The taxi pulled into Mrs Page's house. She paid the fare, and led me inside by the cock. I mentally explored the house as soon as we entered, and was surprised to discover Tom laying awake in the room next to his mother's.


Chapter 2

Probing Tom's mind didn't tell me anything new about his early years, except for a burning resentment for his mother and her actions that she either didn't realise or subconsciously blocked. But it did offer me his perspective on the events of his fifteenth birthday,

His mother, of course, hadn't thrown him a party. She had become aware, on some level, that spending time with her made Tom miserable, and so (in a move that even the most sadistic person would have found excessively harsh) insisted that he spend the day on a walking tour of their town. Nothing but walking from one end of the town and back again, all under the claim that the excercise was "good for him".

Fifteen years of depriving her son of pleasure had made Marion develop a unique sense of cruelness.

It was a Saturday, so she made sure that their route took them nowhere near the mall or the park or anywhere that could be an interesting or engaging walk. It was all back roads and suburbia, mostly without conversation.

They were less than a block away from his school when the storm hit.

Neither of them had brought wet weather gear, and they were a full half-hour away from anyone who could take them in, and an hour's run from their own house. Fortunately Tom recognised the area, and directed them towards his chemistry classroom, which he knew had one window that never closed.

If it had been a shower or a drizzle then Tom's mother could have brushed it off as "character-building" and insisted that they continue the walk, but after the first pieces of hail hit, she admitted that they needed to find somewhere to shelter from the weather, and didn't even reprimand Tom when he broke the lock to let her through the classroom door.
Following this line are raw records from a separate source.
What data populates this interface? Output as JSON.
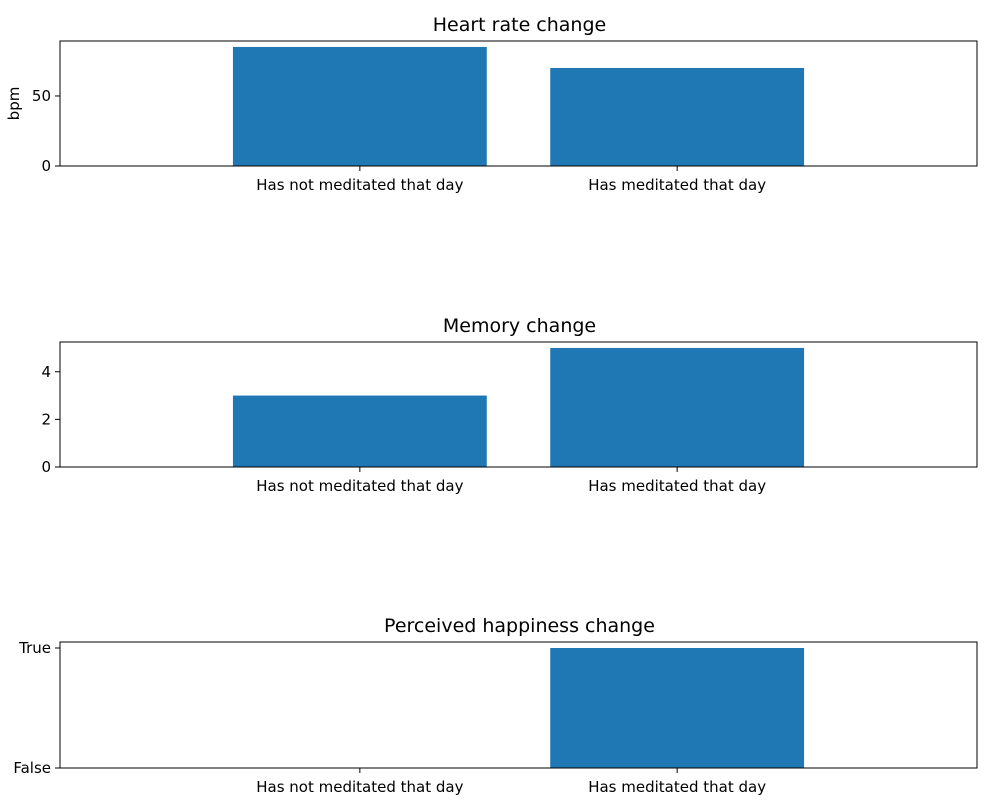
{
  "chart_data": [
    {
      "type": "bar",
      "title": "Heart rate change",
      "xlabel": "",
      "ylabel": "bpm",
      "categories": [
        "Has not meditated that day",
        "Has meditated that day"
      ],
      "values": [
        85,
        70
      ],
      "ylim": [
        0,
        89.25
      ],
      "yticks": [
        0,
        50
      ],
      "ytick_labels": [
        "0",
        "50"
      ],
      "color": "#1f77b4",
      "grid": false
    },
    {
      "type": "bar",
      "title": "Memory change",
      "xlabel": "",
      "ylabel": "",
      "categories": [
        "Has not meditated that day",
        "Has meditated that day"
      ],
      "values": [
        3,
        5
      ],
      "ylim": [
        0,
        5.25
      ],
      "yticks": [
        0,
        2,
        4
      ],
      "ytick_labels": [
        "0",
        "2",
        "4"
      ],
      "color": "#1f77b4",
      "grid": false
    },
    {
      "type": "bar",
      "title": "Perceived happiness change",
      "xlabel": "",
      "ylabel": "",
      "categories": [
        "Has not meditated that day",
        "Has meditated that day"
      ],
      "values": [
        0,
        1
      ],
      "ylim": [
        0,
        1.05
      ],
      "yticks": [
        0,
        1
      ],
      "ytick_labels": [
        "False",
        "True"
      ],
      "color": "#1f77b4",
      "grid": false
    }
  ]
}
They sat there in silence, shivering, watching the rain and the hail pelt down outside. Tom briefly tried looking around for something to dry themselve off with, or a change of clothes, but short of a lighting a bunsen burner his search uncovered nothing useful.

When the lights and electricity went out, it was all Tom's mother could do not to swear. She glanced over at her son, and was surprised that for the first time since he was a baby, he looked ... vulnerable.

Cold and exhausted (both physically and emotionally) Tom was at the end of his rope. He huddled up into a ball, and tried not to think about everything that he hated in his life.

"Well," said Tom's mother, at a loss for what to say. "Looks like we might be spending the night here."